Abstract

Dairy herds (n = 76) with initial prevalence of Staphylococcus aureus IMI> 10% were included in this study, from among approximately 2800 herds visited between January 1992 and July 1994 by the Quality Milk Promotion Services at Cornell University. The farms were located in New York and Pennsylvania. Other inclusion criteria were that herds did not change teat dipping or dry cow treatment practices, were not segregating cows that were positive for S. aureus at the initial visit, and did not cull > 50% of those found positive on the initial visit. Paired t tests and Wilcoxon rank sum tests were methods of statistical analysis. Mean herd size was 59 lactating cows, and herd size ranged from 28 to 436 cows. Percentage of herds teat dipping, using dry cow treatment, and mean herd size were not different among segregation groups. Mean number of visits (3.5 per herd) did not differ among groups.

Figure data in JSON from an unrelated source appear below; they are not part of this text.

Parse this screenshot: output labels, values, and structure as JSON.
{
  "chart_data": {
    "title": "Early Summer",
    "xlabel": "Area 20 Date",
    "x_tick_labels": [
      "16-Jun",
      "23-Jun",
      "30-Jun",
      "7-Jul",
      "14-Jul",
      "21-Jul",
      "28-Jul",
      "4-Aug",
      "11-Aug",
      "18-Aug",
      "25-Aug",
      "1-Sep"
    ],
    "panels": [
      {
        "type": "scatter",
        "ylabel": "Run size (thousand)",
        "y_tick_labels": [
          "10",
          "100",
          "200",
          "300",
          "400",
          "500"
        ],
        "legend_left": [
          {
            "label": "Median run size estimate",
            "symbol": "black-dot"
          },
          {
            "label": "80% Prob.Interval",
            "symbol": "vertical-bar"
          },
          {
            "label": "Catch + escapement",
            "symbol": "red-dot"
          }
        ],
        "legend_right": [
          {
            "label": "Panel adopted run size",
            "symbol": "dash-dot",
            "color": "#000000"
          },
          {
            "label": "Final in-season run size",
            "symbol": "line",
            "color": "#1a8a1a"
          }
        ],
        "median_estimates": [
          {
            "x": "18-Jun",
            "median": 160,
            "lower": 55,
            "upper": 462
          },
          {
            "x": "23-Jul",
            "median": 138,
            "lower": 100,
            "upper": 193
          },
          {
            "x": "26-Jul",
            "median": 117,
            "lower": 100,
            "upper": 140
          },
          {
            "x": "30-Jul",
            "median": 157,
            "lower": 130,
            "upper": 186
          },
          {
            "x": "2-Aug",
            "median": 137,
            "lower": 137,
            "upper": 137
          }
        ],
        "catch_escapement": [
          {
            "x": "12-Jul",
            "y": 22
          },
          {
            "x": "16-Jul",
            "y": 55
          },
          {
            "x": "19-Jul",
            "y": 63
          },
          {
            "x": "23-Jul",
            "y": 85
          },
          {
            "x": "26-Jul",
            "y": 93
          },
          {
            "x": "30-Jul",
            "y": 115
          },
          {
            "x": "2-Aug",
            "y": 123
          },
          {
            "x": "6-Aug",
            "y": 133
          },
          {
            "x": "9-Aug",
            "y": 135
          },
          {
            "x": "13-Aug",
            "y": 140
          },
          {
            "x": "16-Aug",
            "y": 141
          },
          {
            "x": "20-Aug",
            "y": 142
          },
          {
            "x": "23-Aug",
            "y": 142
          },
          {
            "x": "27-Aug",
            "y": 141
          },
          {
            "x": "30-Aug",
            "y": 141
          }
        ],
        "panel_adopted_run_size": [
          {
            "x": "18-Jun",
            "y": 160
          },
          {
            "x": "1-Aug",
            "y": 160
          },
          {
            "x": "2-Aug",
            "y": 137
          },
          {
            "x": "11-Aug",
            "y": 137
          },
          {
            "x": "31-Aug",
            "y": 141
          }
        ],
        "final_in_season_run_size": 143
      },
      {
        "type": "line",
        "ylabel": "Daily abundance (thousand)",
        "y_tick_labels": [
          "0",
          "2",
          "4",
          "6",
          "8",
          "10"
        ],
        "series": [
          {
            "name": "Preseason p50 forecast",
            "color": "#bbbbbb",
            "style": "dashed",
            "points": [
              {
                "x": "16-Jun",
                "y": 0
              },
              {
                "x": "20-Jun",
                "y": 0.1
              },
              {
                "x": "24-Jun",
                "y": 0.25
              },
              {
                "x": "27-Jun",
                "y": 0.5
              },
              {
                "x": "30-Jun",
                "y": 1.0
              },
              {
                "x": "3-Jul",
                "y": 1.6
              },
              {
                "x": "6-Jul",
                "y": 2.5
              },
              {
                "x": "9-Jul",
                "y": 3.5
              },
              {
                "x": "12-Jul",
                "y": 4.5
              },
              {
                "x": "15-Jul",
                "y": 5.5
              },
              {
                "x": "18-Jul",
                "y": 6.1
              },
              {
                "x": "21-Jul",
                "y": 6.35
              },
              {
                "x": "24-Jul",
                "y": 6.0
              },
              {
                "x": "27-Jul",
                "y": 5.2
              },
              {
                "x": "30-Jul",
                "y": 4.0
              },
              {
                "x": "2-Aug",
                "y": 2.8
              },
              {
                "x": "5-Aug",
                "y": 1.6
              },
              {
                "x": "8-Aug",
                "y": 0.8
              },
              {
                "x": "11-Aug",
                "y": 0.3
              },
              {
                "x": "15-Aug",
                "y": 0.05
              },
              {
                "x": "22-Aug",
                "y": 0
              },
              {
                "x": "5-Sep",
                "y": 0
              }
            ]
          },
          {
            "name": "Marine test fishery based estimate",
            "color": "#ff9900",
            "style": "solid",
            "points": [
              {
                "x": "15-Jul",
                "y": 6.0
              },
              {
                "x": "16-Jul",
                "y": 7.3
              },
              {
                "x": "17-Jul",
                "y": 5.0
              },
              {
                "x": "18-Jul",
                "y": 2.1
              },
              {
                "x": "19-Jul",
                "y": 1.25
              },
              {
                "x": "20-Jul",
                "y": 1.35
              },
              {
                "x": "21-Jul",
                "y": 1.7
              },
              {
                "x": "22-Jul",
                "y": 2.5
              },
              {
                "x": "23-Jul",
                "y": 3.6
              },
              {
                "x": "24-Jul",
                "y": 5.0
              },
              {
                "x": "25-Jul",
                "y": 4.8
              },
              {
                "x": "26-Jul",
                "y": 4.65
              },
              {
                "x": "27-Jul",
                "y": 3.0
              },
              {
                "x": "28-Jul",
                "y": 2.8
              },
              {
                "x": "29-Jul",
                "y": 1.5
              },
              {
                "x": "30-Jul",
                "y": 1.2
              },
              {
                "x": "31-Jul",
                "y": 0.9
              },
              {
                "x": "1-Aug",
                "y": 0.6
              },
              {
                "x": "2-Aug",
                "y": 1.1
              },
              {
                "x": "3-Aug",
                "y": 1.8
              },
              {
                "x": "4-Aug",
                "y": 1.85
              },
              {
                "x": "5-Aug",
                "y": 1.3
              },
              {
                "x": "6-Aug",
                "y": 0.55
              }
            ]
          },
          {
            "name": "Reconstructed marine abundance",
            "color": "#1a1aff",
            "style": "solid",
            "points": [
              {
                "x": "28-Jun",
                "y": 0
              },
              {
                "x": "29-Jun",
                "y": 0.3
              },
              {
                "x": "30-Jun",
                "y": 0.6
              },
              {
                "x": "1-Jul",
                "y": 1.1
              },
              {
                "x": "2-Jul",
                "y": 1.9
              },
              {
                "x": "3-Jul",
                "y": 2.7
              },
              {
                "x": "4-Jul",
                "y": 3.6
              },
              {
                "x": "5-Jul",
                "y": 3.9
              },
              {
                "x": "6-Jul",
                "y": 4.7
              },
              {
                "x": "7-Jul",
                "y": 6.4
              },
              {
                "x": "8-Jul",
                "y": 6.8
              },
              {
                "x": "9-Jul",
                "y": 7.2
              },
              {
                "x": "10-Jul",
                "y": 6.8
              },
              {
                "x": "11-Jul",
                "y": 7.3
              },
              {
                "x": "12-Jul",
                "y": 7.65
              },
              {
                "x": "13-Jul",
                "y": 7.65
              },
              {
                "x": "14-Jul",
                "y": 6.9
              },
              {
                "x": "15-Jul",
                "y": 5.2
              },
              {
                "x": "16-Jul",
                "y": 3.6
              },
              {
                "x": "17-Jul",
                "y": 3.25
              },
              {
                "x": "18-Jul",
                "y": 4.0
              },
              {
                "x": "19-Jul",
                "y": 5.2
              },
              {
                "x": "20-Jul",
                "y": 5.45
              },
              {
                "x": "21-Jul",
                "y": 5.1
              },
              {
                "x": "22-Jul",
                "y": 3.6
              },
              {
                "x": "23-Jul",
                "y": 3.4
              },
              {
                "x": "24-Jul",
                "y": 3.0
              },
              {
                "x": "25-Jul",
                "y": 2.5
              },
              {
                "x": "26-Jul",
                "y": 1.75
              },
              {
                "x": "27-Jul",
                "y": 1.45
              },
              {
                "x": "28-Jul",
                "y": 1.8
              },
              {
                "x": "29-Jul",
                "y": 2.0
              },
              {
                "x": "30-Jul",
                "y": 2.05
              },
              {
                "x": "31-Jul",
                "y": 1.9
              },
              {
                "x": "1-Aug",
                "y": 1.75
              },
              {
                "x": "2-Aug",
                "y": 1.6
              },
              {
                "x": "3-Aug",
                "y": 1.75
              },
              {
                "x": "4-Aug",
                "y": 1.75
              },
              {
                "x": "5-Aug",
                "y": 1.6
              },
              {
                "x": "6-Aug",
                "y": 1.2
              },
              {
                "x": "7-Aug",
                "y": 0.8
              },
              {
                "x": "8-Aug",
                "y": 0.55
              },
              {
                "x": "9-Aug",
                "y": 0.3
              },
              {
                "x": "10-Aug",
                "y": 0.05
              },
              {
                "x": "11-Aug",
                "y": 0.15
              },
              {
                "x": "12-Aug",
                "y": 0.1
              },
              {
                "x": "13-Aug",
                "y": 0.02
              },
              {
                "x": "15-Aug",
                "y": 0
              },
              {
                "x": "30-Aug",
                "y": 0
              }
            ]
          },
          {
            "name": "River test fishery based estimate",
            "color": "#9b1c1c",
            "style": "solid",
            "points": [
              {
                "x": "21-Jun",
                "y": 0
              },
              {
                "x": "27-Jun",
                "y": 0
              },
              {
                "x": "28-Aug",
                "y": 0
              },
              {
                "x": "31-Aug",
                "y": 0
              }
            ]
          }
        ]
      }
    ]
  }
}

During a follow-up period (6-to-24 mo), segregation or separate milking of cows (n=21 herds) that were positive for S. aureus resulted in reduction of prevalence from 29.5 to 16.3%, and bulk tank SCC from 600,000 to 345,000/ml. Prevalence of S. aureus mastitis was unchanged for herds (n=55 herds) not segregating S. aureus cows, 22.5 to 20.2%, and the change in SCC from 698,000 to 484,000 for nonsegregated herds was less of a reduction than for the segregating herds. Segregation or use of separate units for cows known to be positive for S. aureus is an effective mastitis control practice.